Sie sind gleichermaßen Interpret und Professor – hilft Ihnen Ihre Lehrtätigkeit dabei, sich auch künstlerisch zu entfalten?

Becker: Absolut! Durchs Unterrichten konnte ich ein großes Repertoire kennenlernen, das ich teilweise gar nicht gespielt habe. Man darf auch nicht unterschätzen, wie viel man lernt, wenn man einem Ensemble nur zuhört und dabei ein Stück erarbeitet.

Wie schätzen Sie eigentlich die äußeren Umstände ein, mit denen Ihre Studenten heutzutage nach dem Abschluss vorlieb nehmen müssen?

Becker: Man erlebt zwei Tendenzen: Einmal die – in großen Teilen politisch gewollte – Fusion von Orchestern, also den Rückbau einer hierzulande luxuriös ausgestatteten Klassiklandschaft. Das gilt auch für die Kammermusik, da die Kunst- und Kammermusikvereine nicht mehr so finanziert werden wie in den siebziger und achtziger Jahren. Andererseits: Wenn ich sehe, was es an zahlreichen großartigen Streichquartetten mit jungen Leuten gibt, die auf den Markt drängen und die sich unter bescheidensten Umständen zusammentun, dann bin ich überzeugt davon, dass diese Energie und dieser Wille der Leute auf Dauer dazu führen wird, dass zwangsläufig neue Konzertformen mit neuartigen Spielstätten entstehen. Hier haben wir zum Beispiel das Kulturzentrum Pavillon. Das war früher ein linkes Zentrum, von dem man nie so genau wusste, was die Leute da drin als nächstes ausbrüten. Heute ist das ein super Laden, der auch Klassikkonzerte veranstaltet mit erfreulich jungem Publikum.

Wie sind Sie eigentlich zur Kammermusik gekommen?

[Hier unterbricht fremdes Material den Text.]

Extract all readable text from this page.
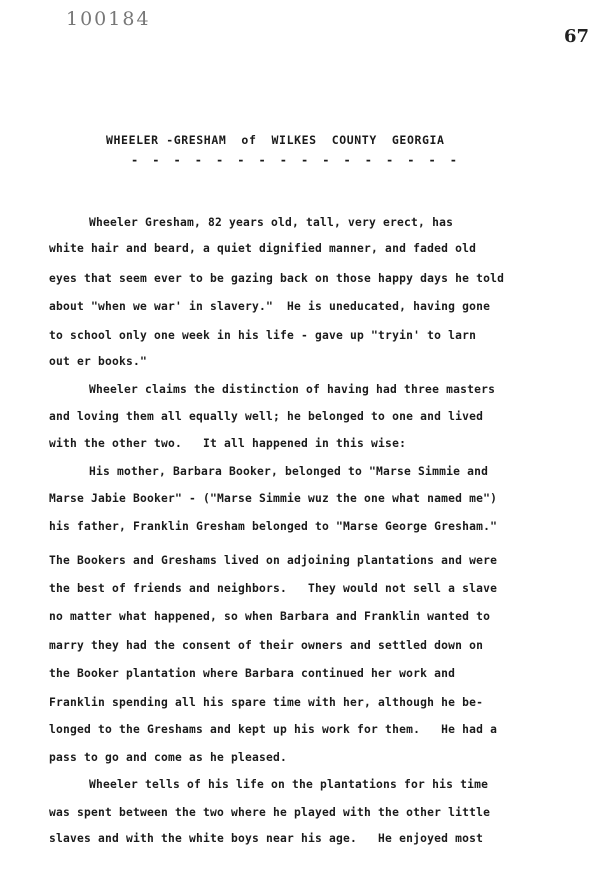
100184
67
WHEELER -GRESHAM  of  WILKES  COUNTY  GEORGIA
- - - - - - - - - - - - - - - -
Wheeler Gresham, 82 years old, tall, very erect, has
white hair and beard, a quiet dignified manner, and faded old
eyes that seem ever to be gazing back on those happy days he told
about "when we war' in slavery."  He is uneducated, having gone
to school only one week in his life - gave up "tryin' to larn
out er books."
Wheeler claims the distinction of having had three masters
and loving them all equally well; he belonged to one and lived
with the other two.   It all happened in this wise:
His mother, Barbara Booker, belonged to "Marse Simmie and
Marse Jabie Booker" - ("Marse Simmie wuz the one what named me")
his father, Franklin Gresham belonged to "Marse George Gresham."
The Bookers and Greshams lived on adjoining plantations and were
the best of friends and neighbors.   They would not sell a slave
no matter what happened, so when Barbara and Franklin wanted to
marry they had the consent of their owners and settled down on
the Booker plantation where Barbara continued her work and
Franklin spending all his spare time with her, although he be-
longed to the Greshams and kept up his work for them.   He had a
pass to go and come as he pleased.
Wheeler tells of his life on the plantations for his time
was spent between the two where he played with the other little
slaves and with the white boys near his age.   He enjoyed most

Becker: Ich persönlich bin da über die Jahre einfach reingerutscht. Da ich schon in frühen Jahren recht gut vom Blatt spielen konnte, sind meine Mitschüler gerne auf mich zugekommen, wenn sie eine Klavierbegleitung gebraucht haben. Später habe ich zwar ganz konventionell Klavier studiert, habe aber auch immer wieder an Kammermusik-Kursen teilgenommen. Am besten ist es aber sicherlich, wenn man sowohl solistisch als auch in einer Gruppe arbeitet, da das eine das andere befruchtet.

Sie treten außerdem auch immer wieder als Solist bei Klavierkonzerten auf. Ist da auch Teamwork gefragt oder gibt man als Pianist ein paar knappe Anweisungen und lässt das Orchester nach seinen Wünschen aufspielen?

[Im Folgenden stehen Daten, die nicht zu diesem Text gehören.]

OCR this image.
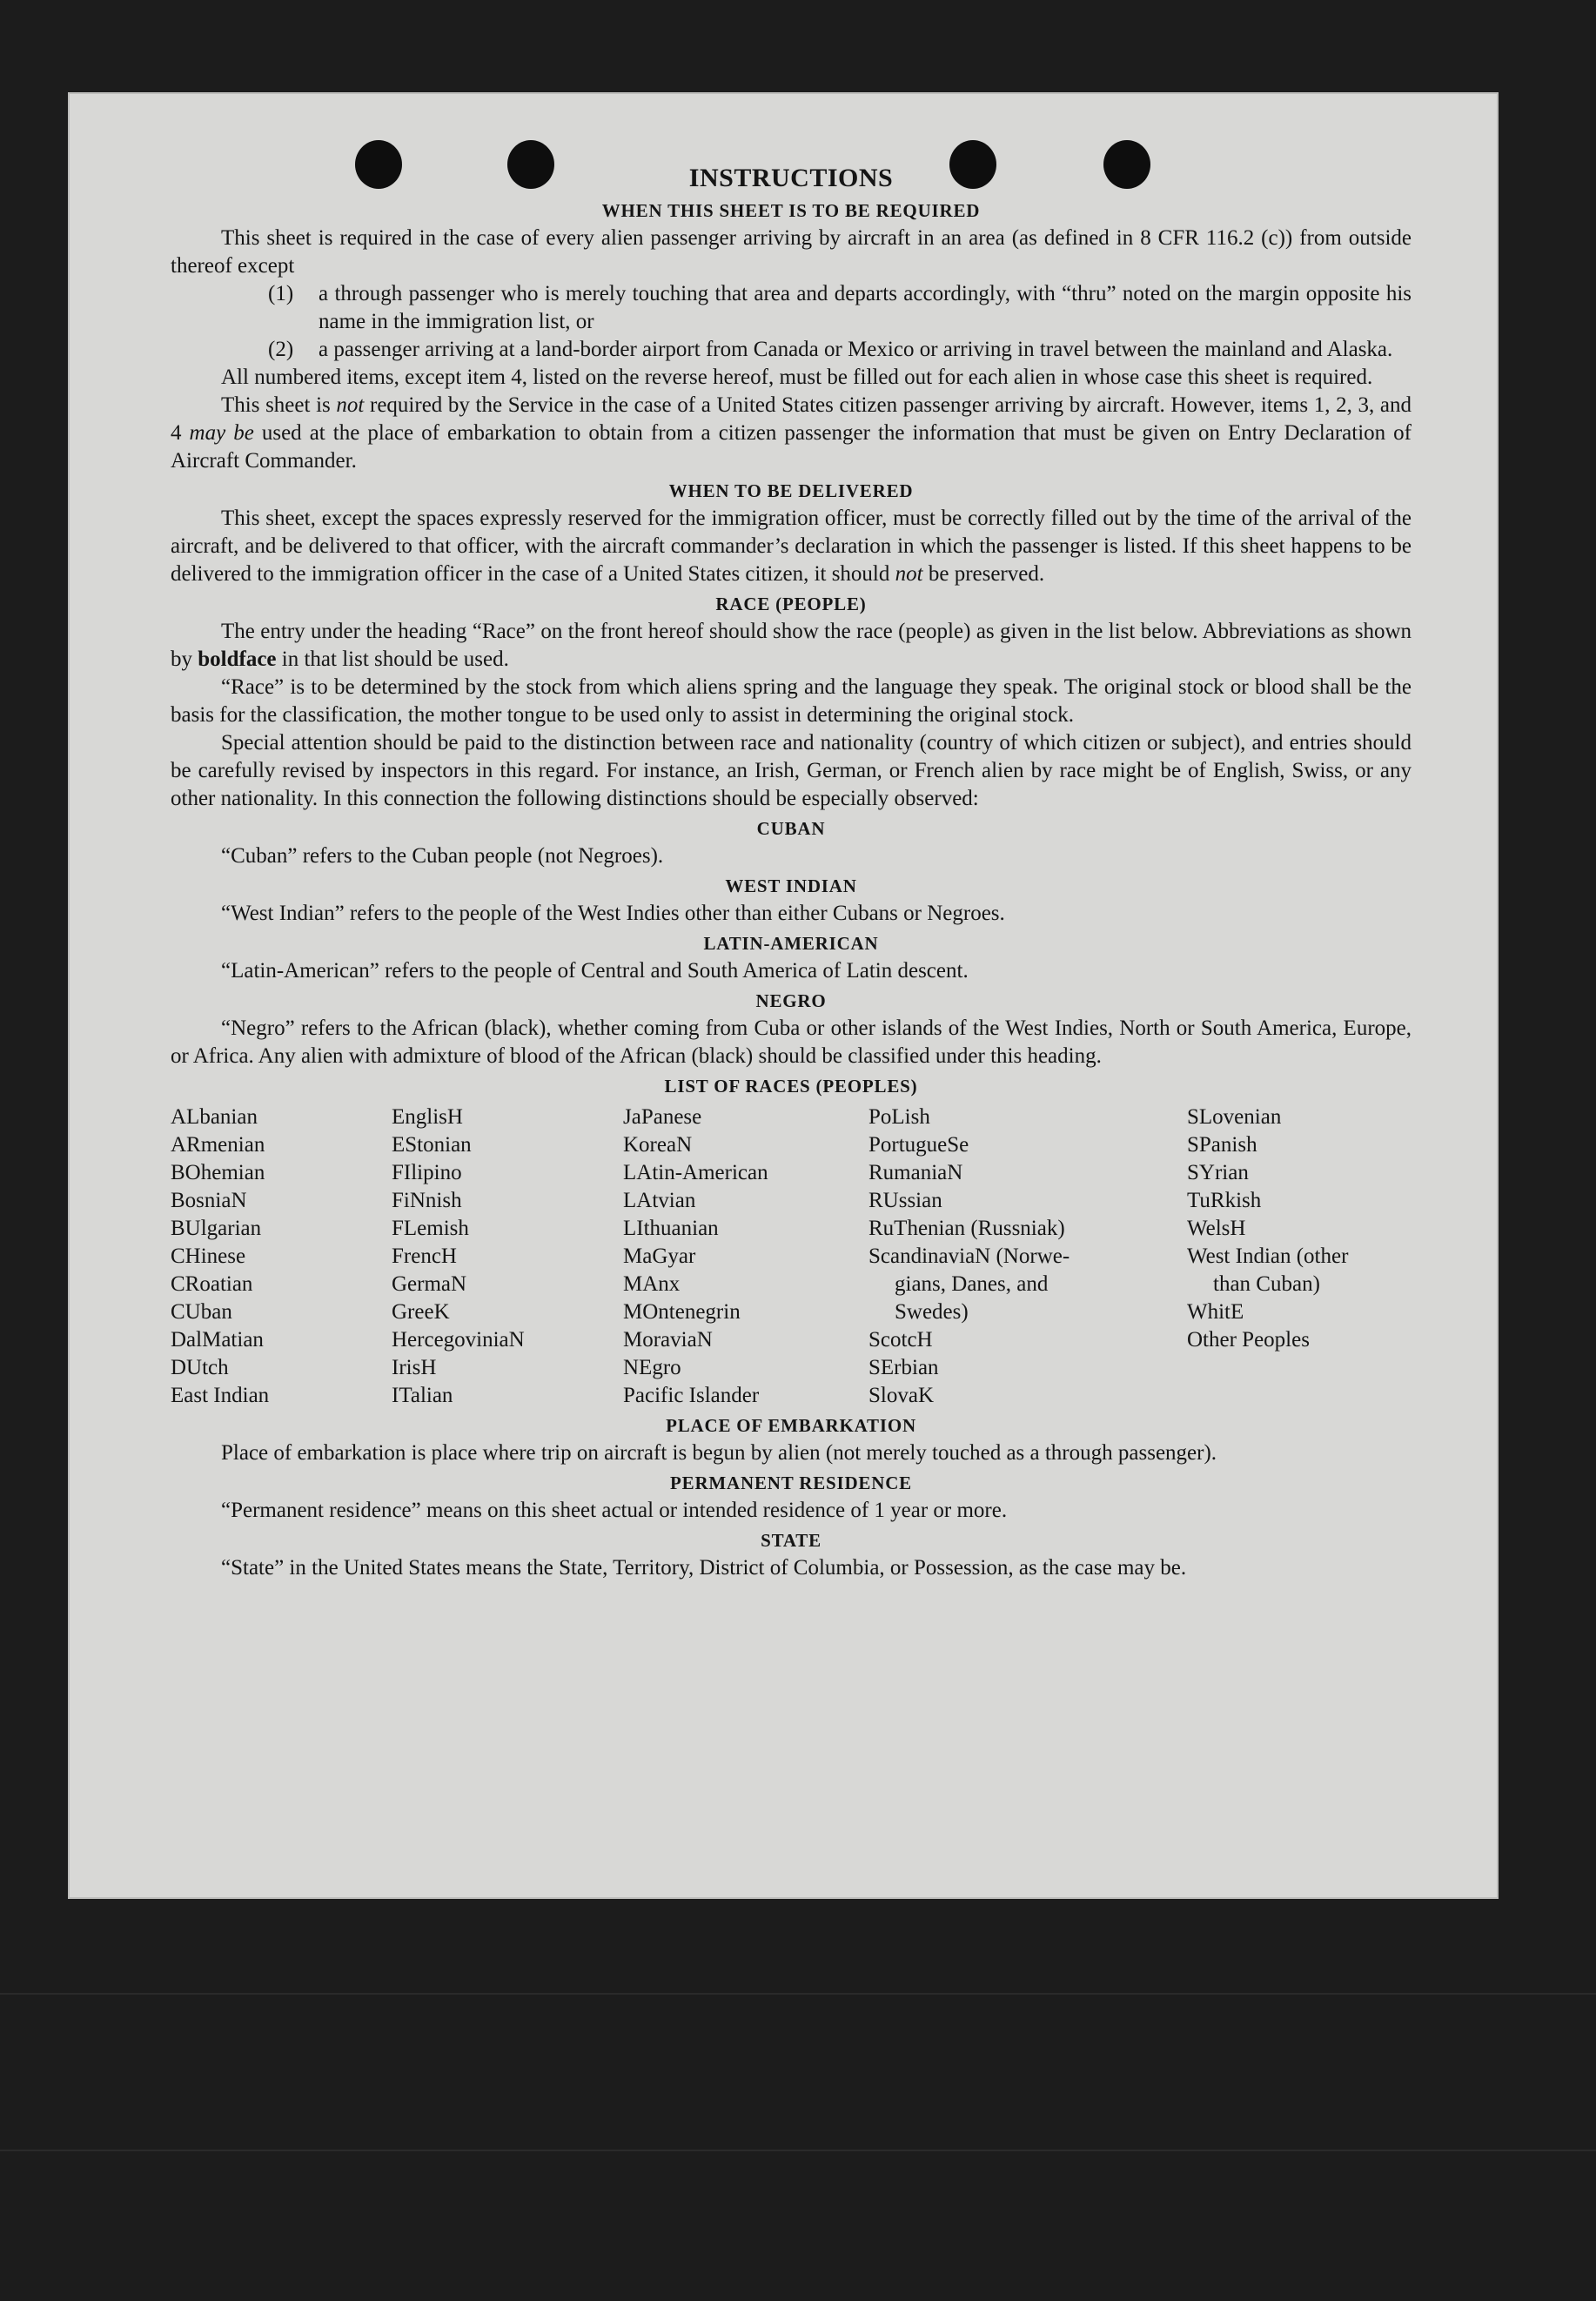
INSTRUCTIONS
WHEN THIS SHEET IS TO BE REQUIRED

This sheet is required in the case of every alien passenger arriving by aircraft in an area (as defined in 8 CFR 116.2 (c)) from outside thereof except

(1)	a through passenger who is merely touching that area and departs accordingly, with “thru” noted on the margin opposite his name in the immigration list, or
(2)	a passenger arriving at a land-border airport from Canada or Mexico or arriving in travel between the mainland and Alaska.

All numbered items, except item 4, listed on the reverse hereof, must be filled out for each alien in whose case this sheet is required.

This sheet is not required by the Service in the case of a United States citizen passenger arriving by aircraft. However, items 1, 2, 3, and 4 may be used at the place of embarkation to obtain from a citizen passenger the information that must be given on Entry Declaration of Aircraft Commander.

WHEN TO BE DELIVERED

This sheet, except the spaces expressly reserved for the immigration officer, must be correctly filled out by the time of the arrival of the aircraft, and be delivered to that officer, with the aircraft commander’s declaration in which the passenger is listed. If this sheet happens to be delivered to the immigration officer in the case of a United States citizen, it should not be preserved.

RACE (PEOPLE)

The entry under the heading “Race” on the front hereof should show the race (people) as given in the list below. Abbreviations as shown by boldface in that list should be used.

“Race” is to be determined by the stock from which aliens spring and the language they speak. The original stock or blood shall be the basis for the classification, the mother tongue to be used only to assist in determining the original stock.

Special attention should be paid to the distinction between race and nationality (country of which citizen or subject), and entries should be carefully revised by inspectors in this regard. For instance, an Irish, German, or French alien by race might be of English, Swiss, or any other nationality. In this connection the following distinctions should be especially observed:

CUBAN

“Cuban” refers to the Cuban people (not Negroes).

WEST INDIAN

“West Indian” refers to the people of the West Indies other than either Cubans or Negroes.

LATIN-AMERICAN

“Latin-American” refers to the people of Central and South America of Latin descent.

NEGRO

“Negro” refers to the African (black), whether coming from Cuba or other islands of the West Indies, North or South America, Europe, or Africa. Any alien with admixture of blood of the African (black) should be classified under this heading.

LIST OF RACES (PEOPLES)
ALbanian
ARmenian
BOhemian
BosniaN
BUlgarian
CHinese
CRoatian
CUban
DalMatian
DUtch
East Indian
EnglisH
EStonian
FIlipino
FiNnish
FLemish
FrencH
GermaN
GreeK
HercegoviniaN
IrisH
ITalian
JaPanese
KoreaN
LAtin-American
LAtvian
LIthuanian
MaGyar
MAnx
MOntenegrin
MoraviaN
NEgro
Pacific Islander
PoLish
PortugueSe
RumaniaN
RUssian
RuThenian (Russniak)
ScandinaviaN (Norwe-
gians, Danes, and
Swedes)
ScotcH
SErbian
SlovaK
SLovenian
SPanish
SYrian
TuRkish
WelsH
West Indian (other
than Cuban)
WhitE
Other Peoples
PLACE OF EMBARKATION

Place of embarkation is place where trip on aircraft is begun by alien (not merely touched as a through passenger).

PERMANENT RESIDENCE

“Permanent residence” means on this sheet actual or intended residence of 1 year or more.

STATE

“State” in the United States means the State, Territory, District of Columbia, or Possession, as the case may be.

Becker: Letztens habe ich wieder das 1. Klavierkonzert von Brahms gespielt und dabei für mich herausgefunden, dass es letzten Endes großartige Kammermusik ist. Manche Klavierkonzerte sind aber in der Tat so angelegt, dass das Orchester eine begleitende Funktion hat. So ist es beispielsweise in Teilen bei Max Regers Klavierkonzert mit seinem monströsen Klavierpart. Aber auch hier besteht ein ständiger Dialog mit dem Orchester.

Gewissermaßen sind Sie Reger-Spezialist, seit Sie das gesamte Klavierwerk eingespielt haben. Vermutlich haben Sie also ein recht arbeitsreiches Reger-Jahr hinter sich.

Becker: Das war ein ordentliches Pensum, in der Tat. Im Grunde habe ich alles gespielt von Reger, was sich nicht gewehrt hat. Auch die Vorbereitung ist ungemein anstrengend, weil sich die Stücke sträuben, gelernt zu werden, sie widersetzen sich dem Interpreten geradezu. Aber das macht auch den Reiz aus: Selbst nach dem Konzert ist es so, dass man von der Bühne kommt und kein einziges Thema singen kann. Die Musik von Reger ist unglaublich tief und ernst geschrieben, hat immer die Attitüde von hochromantischer, tief empfundener Musik.

Wie kam es eigentlich zur Faszination für diesen Komponisten?

Becker: Ganz profan: Ich wurde angesprochen von einer Plattenfirma, ob ich das Klavierwerk von Reger aufnehmen möchte. Das war ein fantastischer Zeitpunkt: Ich war gerade fertig mit meinem Studium, hatte noch nicht die Professur inne und auch kein Projekt dieser Größenordnung in der Tasche. Also habe ich mir die vier Bände Klaviermusik aus der Stadtbibliothek ausgeliehen und durchgespielt. Während des ersten Durchgangs habe ich nebenher die Zeit gestoppt, um die Dauer des Gesamtwerks abschätzen zu können. Am Ende waren es zwölf Stunden. Witzigerweise war auch die Einspielung gerade mal fünf Minuten länger! Vor diesem Projekt kannte ich von Reger tatsächlich nur dessen Orgelwerk. Später hat sich übrigens herausgestellt, dass Karl-Heinz Kämmerling bei Reger-Schülern in Leipzig studiert hat, und auch einige Stücke von ihm aufgenommen hat. Da hat sich dann ein Kreis geschlossen – und die Faszination Reger war perfekt!